Según un informe del ente de control, existe incertidumbre frente a los $500.000 millones necesarios para financiar la reparación a las víctimas, las sanciones propias y el cumplimiento de las sentencias derivadas de los macrocasos que avanza la justicia transicional. El documento señala que el Ministerio de Hacienda solo ha desembolsado $20.000 millones, mientras que no se ha asegurado el dinero restante dentro del Presupuesto General de la Nación.
Esta situación pone en riesgo la ejecución de las TOAR (trabajos, obras y actividades con contenido restaurador-reparador), uno de los pilares del sistema de justicia transicional, y abre dudas sobre la sostenibilidad de estos proyectos a mediano y largo plazo. La Contraloría advirtió que la ausencia de recursos podría generar una “implementación ineficaz de las medidas”, afectando directamente los procesos de restauración para las víctimas.
El informe también cuestiona el manejo de los bienes entregados por las extintas Farc tras la firma del Acuerdo de Paz.
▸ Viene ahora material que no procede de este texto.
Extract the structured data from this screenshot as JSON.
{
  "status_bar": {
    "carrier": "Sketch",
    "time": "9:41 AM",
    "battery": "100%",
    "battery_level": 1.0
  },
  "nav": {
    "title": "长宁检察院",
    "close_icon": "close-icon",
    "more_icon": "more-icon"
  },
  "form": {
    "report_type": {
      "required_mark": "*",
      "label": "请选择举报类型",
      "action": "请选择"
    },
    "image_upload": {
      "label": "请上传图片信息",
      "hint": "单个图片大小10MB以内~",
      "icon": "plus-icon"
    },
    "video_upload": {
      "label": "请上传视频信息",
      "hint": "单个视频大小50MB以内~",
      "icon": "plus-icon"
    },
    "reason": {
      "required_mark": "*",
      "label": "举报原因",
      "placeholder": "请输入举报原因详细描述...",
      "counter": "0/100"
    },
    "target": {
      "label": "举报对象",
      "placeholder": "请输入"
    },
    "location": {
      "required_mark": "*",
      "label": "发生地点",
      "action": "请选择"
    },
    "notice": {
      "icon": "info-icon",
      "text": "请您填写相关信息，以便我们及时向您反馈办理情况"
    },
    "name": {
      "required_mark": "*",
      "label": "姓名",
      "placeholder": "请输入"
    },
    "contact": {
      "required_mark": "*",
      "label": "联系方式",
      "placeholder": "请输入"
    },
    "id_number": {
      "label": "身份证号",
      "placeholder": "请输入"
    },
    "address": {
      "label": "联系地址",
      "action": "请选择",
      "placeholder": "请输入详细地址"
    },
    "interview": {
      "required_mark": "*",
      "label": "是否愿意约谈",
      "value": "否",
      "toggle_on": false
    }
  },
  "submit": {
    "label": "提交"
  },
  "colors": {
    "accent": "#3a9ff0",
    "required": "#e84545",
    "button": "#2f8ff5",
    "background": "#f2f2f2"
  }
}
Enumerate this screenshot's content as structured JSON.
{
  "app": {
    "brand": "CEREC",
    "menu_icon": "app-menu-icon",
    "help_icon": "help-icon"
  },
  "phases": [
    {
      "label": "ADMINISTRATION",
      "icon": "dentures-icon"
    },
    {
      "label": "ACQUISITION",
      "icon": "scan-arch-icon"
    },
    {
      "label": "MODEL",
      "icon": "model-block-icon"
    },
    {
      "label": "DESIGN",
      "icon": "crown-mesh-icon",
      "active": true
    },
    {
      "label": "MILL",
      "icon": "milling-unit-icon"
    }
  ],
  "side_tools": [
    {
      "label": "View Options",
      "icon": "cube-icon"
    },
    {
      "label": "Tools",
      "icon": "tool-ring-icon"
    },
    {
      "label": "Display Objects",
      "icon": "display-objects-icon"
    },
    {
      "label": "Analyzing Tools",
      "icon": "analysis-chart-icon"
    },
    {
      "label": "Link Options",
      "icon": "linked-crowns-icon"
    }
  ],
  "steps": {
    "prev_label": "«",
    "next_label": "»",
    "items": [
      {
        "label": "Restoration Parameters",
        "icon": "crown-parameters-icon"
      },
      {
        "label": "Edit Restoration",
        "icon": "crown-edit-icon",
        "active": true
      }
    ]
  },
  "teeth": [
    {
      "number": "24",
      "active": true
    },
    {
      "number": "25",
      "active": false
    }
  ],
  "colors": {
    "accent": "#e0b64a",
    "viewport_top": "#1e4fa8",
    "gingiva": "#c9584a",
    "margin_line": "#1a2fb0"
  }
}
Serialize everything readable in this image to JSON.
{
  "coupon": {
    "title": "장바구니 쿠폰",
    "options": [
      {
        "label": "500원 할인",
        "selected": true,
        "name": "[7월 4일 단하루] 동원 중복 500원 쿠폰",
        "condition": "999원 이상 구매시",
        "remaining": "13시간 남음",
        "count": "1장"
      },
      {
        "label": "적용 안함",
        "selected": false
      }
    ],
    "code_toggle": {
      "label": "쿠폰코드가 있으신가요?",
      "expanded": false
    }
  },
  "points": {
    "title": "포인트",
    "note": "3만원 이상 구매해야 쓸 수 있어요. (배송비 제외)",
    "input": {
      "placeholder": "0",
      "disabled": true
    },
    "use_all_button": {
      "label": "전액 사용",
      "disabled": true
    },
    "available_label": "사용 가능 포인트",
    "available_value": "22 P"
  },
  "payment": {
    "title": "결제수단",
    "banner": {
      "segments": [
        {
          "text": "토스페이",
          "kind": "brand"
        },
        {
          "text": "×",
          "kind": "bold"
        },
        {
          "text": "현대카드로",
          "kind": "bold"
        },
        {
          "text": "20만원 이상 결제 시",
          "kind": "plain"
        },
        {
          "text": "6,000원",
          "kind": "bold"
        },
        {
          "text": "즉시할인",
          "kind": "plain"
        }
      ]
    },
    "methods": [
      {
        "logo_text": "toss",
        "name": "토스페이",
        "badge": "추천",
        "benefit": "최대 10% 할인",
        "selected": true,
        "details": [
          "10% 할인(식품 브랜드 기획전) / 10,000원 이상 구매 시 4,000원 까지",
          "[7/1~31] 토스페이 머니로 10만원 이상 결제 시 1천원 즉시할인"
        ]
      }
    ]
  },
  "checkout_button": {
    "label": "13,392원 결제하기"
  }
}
En auditorías realizadas a la SAE en 2022 y 2024, se evidenció una baja monetización de esos activos, lo cual ha impactado negativamente el fondo de recursos para la reparación.
Mientras tanto, avanza el macrocaso 01 de la JEP por secuestro, en el que son procesados Rodrigo Londoño, Pablo Catatumbo, Pastor Alape, Milton de Jesús Toncel, Juan Ermilo Cabrera, Jaime Alberto Parra, Julián Gallo y Rodrigo Granda, quienes ya fueron reconocidos como responsables de privar de la libertad a miles de personas, un hecho calificado como crimen de guerra por toma de rehenes.
Si bien no recibirán penas de cárcel por el marco de justicia transicional, los exjefes guerrilleros podrían enfrentar restricciones de derechos y libertades en determinados territorios, donde deberán cumplir con las sanciones de carácter restaurador en beneficio de las víctimas.